– Их нужно, фигурально говоря, спеленать, – пояснила Лурдес. – Не повышать уровень стресса. Пусть сами тебе говорят, как им можно помочь.
С тех пор было много импровизированных палаток – целый палаточный городок, разбитый в разных районах Чикаго. Зи стала дипломированным специалистом, руководила собственной группой, проводила занятия для волонтеров. Прошла обучение на еще один сертификат по применению нового метода лечения посттравматического стресса, который включал в себя образные ряды и дыхательную гимнастику. Терпимой такую работу делало лишь одно: травмы, из которых состояла ее повседневная жизнь, не были ее травмами, что помогало отстраняться и сохранять дистанцию.
И тут позвонила Грир.
– Я уволилась, – произнесла она срывающимся голосом, что само по себе пугало и настораживало, потому что по понятиям Грир Фейт Фрэнк была человеком без страха и упрека. Но тут Грир еще и добавила сквозь слезы: – С Фейт мы расстались плохо. Совершенно мерзким образом.
– Ого. Что там произошло?
– Расскажу при встрече. Сложная история. – Грир высморкалась. – Я долго думала, что занимаюсь реальным полезным делом. Ты уже знаешь, что все давно катилось псу под хвост, интересных проектов было все меньше, но я старалась, как могла. А потом она попросила меня выступить на этой конференции, и ведь получилось замечательно, Зи, я так радовалась: один из тех моментов, которые определяют твою жизнь – помнишь, мы про них говорили? А оказалось, все не так. «Шрейдер-капитал» облажался, а Фейт совершенно спокойно закрыла на это глаза: типа, дело есть дело. Я ведь даже мясо ее ела, – добавила она. – И не раз.

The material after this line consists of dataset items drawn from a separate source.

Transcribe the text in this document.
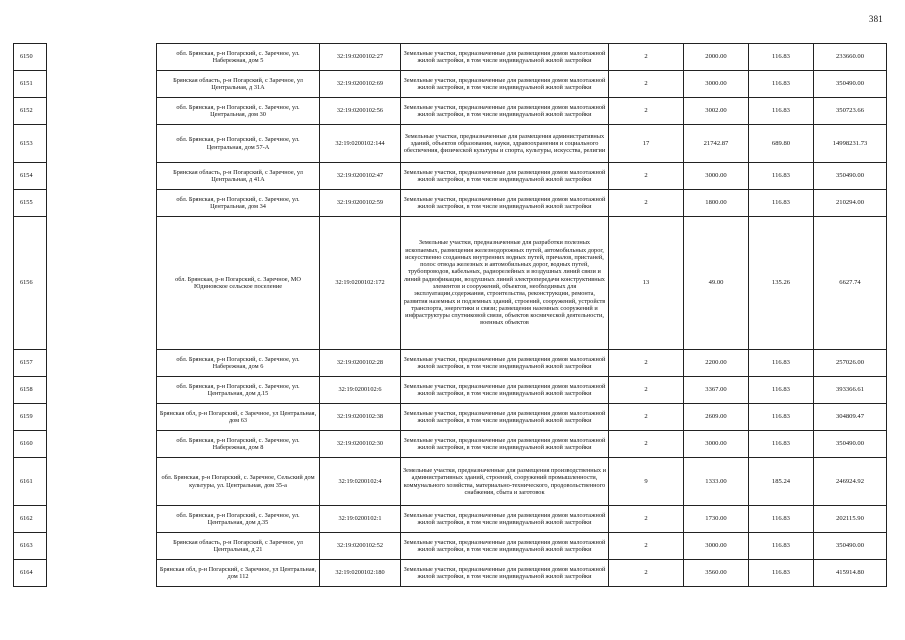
381
6150		обл. Брянская, р-н Погарский, с. Заречное, ул. Набережная, дом 5	32:19:0200102:27	Земельные участки, предназначенные для размещения домов малоэтажной жилой застройки, в том числе индивидуальной жилой застройки	2	2000.00	116.83	233660.00
6151		Брянская область, р-н Погарский, с Заречное, ул Центральная, д 31А	32:19:0200102:69	Земельные участки, предназначенные для размещения домов малоэтажной жилой застройки, в том числе индивидуальной жилой застройки	2	3000.00	116.83	350490.00
6152		обл. Брянская, р-н Погарский, с. Заречное, ул. Центральная, дом 30	32:19:0200102:56	Земельные участки, предназначенные для размещения домов малоэтажной жилой застройки, в том числе индивидуальной жилой застройки	2	3002.00	116.83	350723.66
6153		обл. Брянская, р-н Погарский, с. Заречное, ул. Центральная, дом 57-А	32:19:0200102:144	Земельные участки, предназначенные для размещения административных зданий, объектов образования, науки, здравоохранения и социального обеспечения, физической культуры и спорта, культуры, искусства, религии	17	21742.87	689.80	14998231.73
6154		Брянская область, р-н Погарский, с Заречное, ул Центральная, д 41А	32:19:0200102:47	Земельные участки, предназначенные для размещения домов малоэтажной жилой застройки, в том числе индивидуальной жилой застройки	2	3000.00	116.83	350490.00
6155		обл. Брянская, р-н Погарский, с. Заречное, ул. Центральная, дом 34	32:19:0200102:59	Земельные участки, предназначенные для размещения домов малоэтажной жилой застройки, в том числе индивидуальной жилой застройки	2	1800.00	116.83	210294.00
6156		обл. Брянская, р-н Погарский, с. Заречное, МО Юдиновское сельское поселение	32:19:0200102:172	Земельные участки, предназначенные для разработки полезных ископаемых, размещения железнодорожных путей, автомобильных дорог, искусственно созданных внутренних водных путей, причалов, пристаней, полос отвода железных и автомобильных дорог, водных путей, трубопроводов, кабельных, радиорелейных и воздушных линий связи и линий радиофикации, воздушных линий электропередачи конструктивных элементов и сооружений, объектов, необходимых для эксплуатации,содержания, строительства, реконструкции, ремонта, развития наземных и подземных зданий, строений, сооружений, устройств транспорта, энергетики и связи; размещения наземных сооружений и инфраструктуры спутниковой связи, объектов космической деятельности, военных объектов	13	49.00	135.26	6627.74
6157		обл. Брянская, р-н Погарский, с. Заречное, ул. Набережная, дом 6	32:19:0200102:28	Земельные участки, предназначенные для размещения домов малоэтажной жилой застройки, в том числе индивидуальной жилой застройки	2	2200.00	116.83	257026.00
6158		обл. Брянская, р-н Погарский, с. Заречное, ул. Центральная, дом д.15	32:19:0200102:6	Земельные участки, предназначенные для размещения домов малоэтажной жилой застройки, в том числе индивидуальной жилой застройки	2	3367.00	116.83	393366.61
6159		Брянская обл, р-н Погарский, с Заречное, ул Центральная, дом 63	32:19:0200102:38	Земельные участки, предназначенные для размещения домов малоэтажной жилой застройки, в том числе индивидуальной жилой застройки	2	2609.00	116.83	304809.47
6160		обл. Брянская, р-н Погарский, с. Заречное, ул. Набережная, дом 8	32:19:0200102:30	Земельные участки, предназначенные для размещения домов малоэтажной жилой застройки, в том числе индивидуальной жилой застройки	2	3000.00	116.83	350490.00
6161		обл. Брянская, р-н Погарский, с. Заречное, Сельский дом культуры, ул. Центральная, дом 35-а	32:19:0200102:4	Земельные участки, предназначенные для размещения производственных и административных зданий, строений, сооружений промышленности, коммунального хозяйства, материально-технического, продовольственного снабжения, сбыта и заготовок	9	1333.00	185.24	246924.92
6162		обл. Брянская, р-н Погарский, с. Заречное, ул. Центральная, дом д.35	32:19:0200102:1	Земельные участки, предназначенные для размещения домов малоэтажной жилой застройки, в том числе индивидуальной жилой застройки	2	1730.00	116.83	202115.90
6163		Брянская область, р-н Погарский, с Заречное, ул Центральная, д 21	32:19:0200102:52	Земельные участки, предназначенные для размещения домов малоэтажной жилой застройки, в том числе индивидуальной жилой застройки	2	3000.00	116.83	350490.00
6164		Брянская обл, р-н Погарский, с Заречное, ул Центральная, дом 112	32:19:0200102:180	Земельные участки, предназначенные для размещения домов малоэтажной жилой застройки, в том числе индивидуальной жилой застройки	2	3560.00	116.83	415914.80
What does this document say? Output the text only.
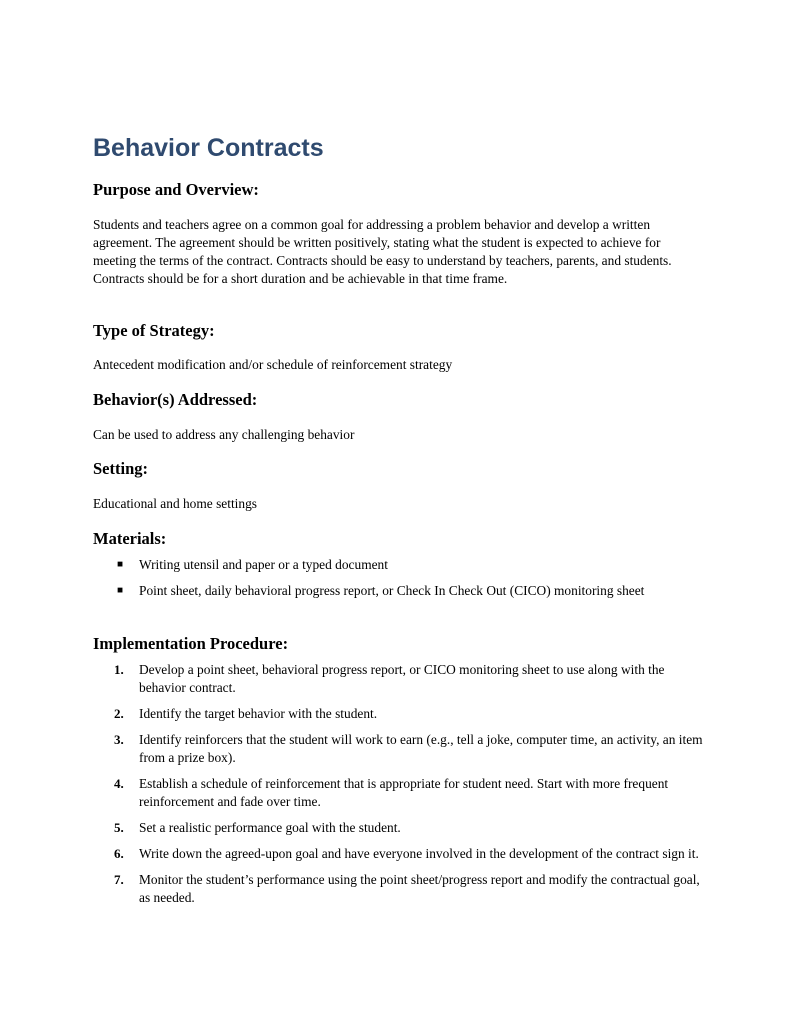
Behavior Contracts
Purpose and Overview:

Students and teachers agree on a common goal for addressing a problem behavior and develop a written agreement. The agreement should be written positively, stating what the student is expected to achieve for meeting the terms of the contract. Contracts should be easy to understand by teachers, parents, and students. Contracts should be for a short duration and be achievable in that time frame.

Type of Strategy:

Antecedent modification and/or schedule of reinforcement strategy

Behavior(s) Addressed:

Can be used to address any challenging behavior

Setting:

Educational and home settings

Materials:
■ Writing utensil and paper or a typed document
■ Point sheet, daily behavioral progress report, or Check In Check Out (CICO) monitoring sheet
Implementation Procedure:
1. Develop a point sheet, behavioral progress report, or CICO monitoring sheet to use along with the behavior contract.
2. Identify the target behavior with the student.
3. Identify reinforcers that the student will work to earn (e.g., tell a joke, computer time, an activity, an item from a prize box).
4. Establish a schedule of reinforcement that is appropriate for student need. Start with more frequent reinforcement and fade over time.
5. Set a realistic performance goal with the student.
6. Write down the agreed-upon goal and have everyone involved in the development of the contract sign it.
7. Monitor the student’s performance using the point sheet/progress report and modify the contractual goal, as needed.
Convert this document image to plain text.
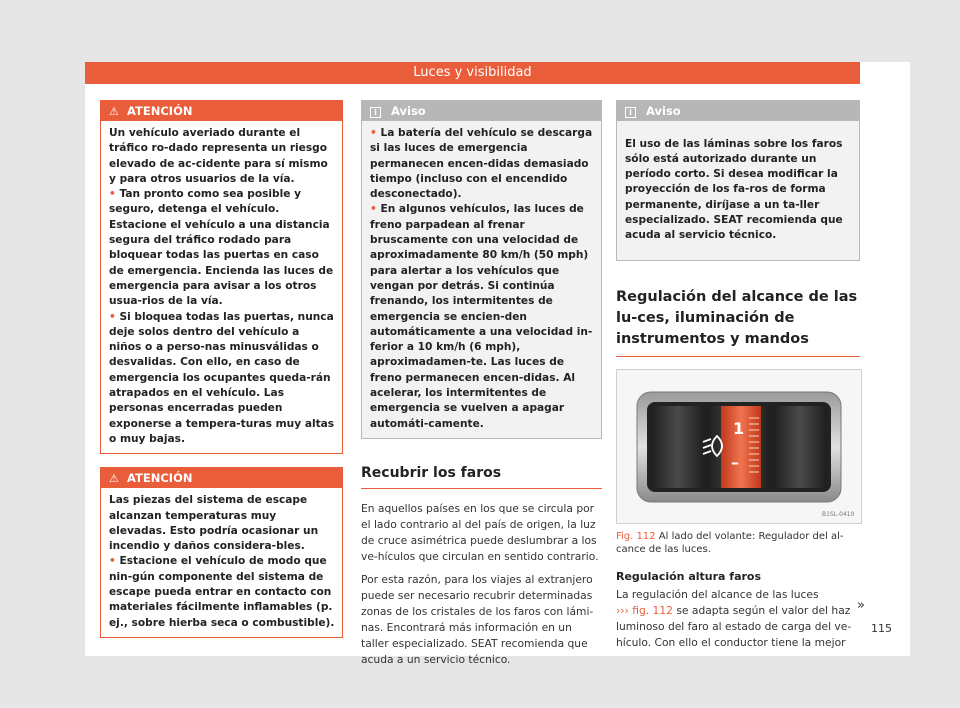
Luces y visibilidad
⚠ ATENCIÓN

Un vehículo averiado durante el tráfico ro-dado representa un riesgo elevado de ac-cidente para sí mismo y para otros usuarios de la vía.

• Tan pronto como sea posible y seguro, detenga el vehículo. Estacione el vehículo a una distancia segura del tráfico rodado para bloquear todas las puertas en caso de emergencia. Encienda las luces de emergencia para avisar a los otros usua-rios de la vía.

• Si bloquea todas las puertas, nunca deje solos dentro del vehículo a niños o a perso-nas minusválidas o desvalidas. Con ello, en caso de emergencia los ocupantes queda-rán atrapados en el vehículo. Las personas encerradas pueden exponerse a tempera-turas muy altas o muy bajas.

⚠ ATENCIÓN

Las piezas del sistema de escape alcanzan temperaturas muy elevadas. Esto podría ocasionar un incendio y daños considera-bles.

• Estacione el vehículo de modo que nin-gún componente del sistema de escape pueda entrar en contacto con materiales fácilmente inflamables (p. ej., sobre hierba seca o combustible).

i Aviso

• La batería del vehículo se descarga si las luces de emergencia permanecen encen-didas demasiado tiempo (incluso con el encendido desconectado).

• En algunos vehículos, las luces de freno parpadean al frenar bruscamente con una velocidad de aproximadamente 80 km/h (50 mph) para alertar a los vehículos que vengan por detrás. Si continúa frenando, los intermitentes de emergencia se encien-den automáticamente a una velocidad in-ferior a 10 km/h (6 mph), aproximadamen-te. Las luces de freno permanecen encen-didas. Al acelerar, los intermitentes de emergencia se vuelven a apagar automáti-camente.

Recubrir los faros

En aquellos países en los que se circula por el lado contrario al del país de origen, la luz de cruce asimétrica puede deslumbrar a los ve-hículos que circulan en sentido contrario.

Por esta razón, para los viajes al extranjero puede ser necesario recubrir determinadas zonas de los cristales de los faros con lámi-nas. Encontrará más información en un taller especializado. SEAT recomienda que acuda a un servicio técnico.

i Aviso

El uso de las láminas sobre los faros sólo está autorizado durante un período corto. Si desea modificar la proyección de los fa-ros de forma permanente, diríjase a un ta-ller especializado. SEAT recomienda que acuda al servicio técnico.

Regulación del alcance de las lu-ces, iluminación de instrumentos y mandos
1
–
B1SL-0410
Fig. 112 Al lado del volante: Regulador del al-cance de las luces.
Regulación altura faros

La regulación del alcance de las luces
››› fig. 112 se adapta según el valor del haz luminoso del faro al estado de carga del ve-hículo. Con ello el conductor tiene la mejor

»
115
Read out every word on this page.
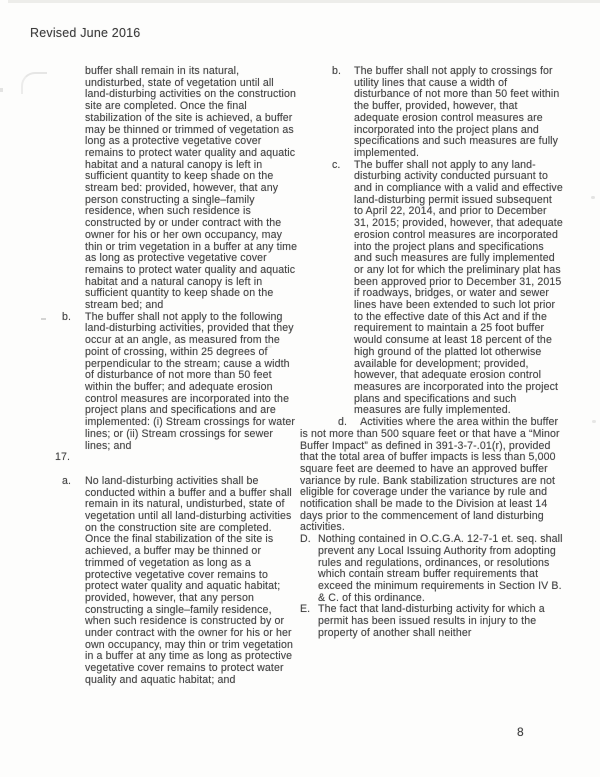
Revised June 2016
buffer shall remain in its natural, undisturbed, state of vegetation until all land-disturbing activities on the construction site are completed. Once the final stabilization of the site is achieved, a buffer may be thinned or trimmed of vegetation as long as a protective vegetative cover remains to protect water quality and aquatic habitat and a natural canopy is left in sufficient quantity to keep shade on the stream bed: provided, however, that any person constructing a single–family residence, when such residence is constructed by or under contract with the owner for his or her own occupancy, may thin or trim vegetation in a buffer at any time as long as protective vegetative cover remains to protect water quality and aquatic habitat and a natural canopy is left in sufficient quantity to keep shade on the stream bed; and
b.	The buffer shall not apply to the following land-disturbing activities, provided that they occur at an angle, as measured from the point of crossing, within 25 degrees of perpendicular to the stream; cause a width of disturbance of not more than 50 feet within the buffer; and adequate erosion control measures are incorporated into the project plans and specifications and are implemented: (i) Stream crossings for water lines; or (ii) Stream crossings for sewer lines; and
17.
a.	No land-disturbing activities shall be conducted within a buffer and a buffer shall remain in its natural, undisturbed, state of vegetation until all land-disturbing activities on the construction site are completed. Once the final stabilization of the site is achieved, a buffer may be thinned or trimmed of vegetation as long as a protective vegetative cover remains to protect water quality and aquatic habitat; provided, however, that any person constructing a single–family residence, when such residence is constructed by or under contract with the owner for his or her own occupancy, may thin or trim vegetation in a buffer at any time as long as protective vegetative cover remains to protect water quality and aquatic habitat; and
b.	The buffer shall not apply to crossings for utility lines that cause a width of disturbance of not more than 50 feet within the buffer, provided, however, that adequate erosion control measures are incorporated into the project plans and specifications and such measures are fully implemented.
c.	The buffer shall not apply to any land-disturbing activity conducted pursuant to and in compliance with a valid and effective land-disturbing permit issued subsequent to April 22, 2014, and prior to December 31, 2015; provided, however, that adequate erosion control measures are incorporated into the project plans and specifications and such measures are fully implemented or any lot for which the preliminary plat has been approved prior to December 31, 2015 if roadways, bridges, or water and sewer lines have been extended to such lot prior to the effective date of this Act and if the requirement to maintain a 25 foot buffer would consume at least 18 percent of the high ground of the platted lot otherwise available for development; provided, however, that adequate erosion control measures are incorporated into the project plans and specifications and such measures are fully implemented.
d. Activities where the area within the buffer is not more than 500 square feet or that have a “Minor Buffer Impact” as defined in 391-3-7-.01(r), provided that the total area of buffer impacts is less than 5,000 square feet are deemed to have an approved buffer variance by rule. Bank stabilization structures are not eligible for coverage under the variance by rule and notification shall be made to the Division at least 14 days prior to the commencement of land disturbing activities.
D. Nothing contained in O.C.G.A. 12-7-1 et. seq. shall prevent any Local Issuing Authority from adopting rules and regulations, ordinances, or resolutions which contain stream buffer requirements that exceed the minimum requirements in Section IV B. & C. of this ordinance.
E. The fact that land-disturbing activity for which a permit has been issued results in injury to the property of another shall neither
8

– В каком смысле ты ела ее мясо?
– Забудь, неважно.
– Что ты собираешься делать дальше? – осведомилась Зи.
– Понятия не имею.
– Приезжай в Чикаго. – Зи не сразу вспомнила, что планировала на выходные: в любом случае, как-нибудь разберется, попросит кого-то из коллег ее подменить. Работа ее вообще требовала необычайной гибкости, поскольку беды редко приключаются по расписанию.
За годы работы Зи свела время переключения с одного на другое практически к нулю. Ей могли позвонить, когда она крепко спала, – и голос ее все равно звучал бодро. Она могла сесть за руль, все еще мокрая после душа. Иногда ее будили на заре, и она прыгала в поезд (небо все еще было оптимистично-розовым) и отправлялась на место убийства или самоубийства, на пожар, туда, где царили ужас и хаос. Случалось ей ехать на работу посреди ночи, а по окончании смены она чувствовала такой страшный голод, что отыскивала одно из тех местечек, где собираются в перерывах копы, присаживалась среди мужчин и женщин в форме, заказывала яичницу, картошку и пропитанный маслом тост – в надежде вытеснить из головы только что увиденное.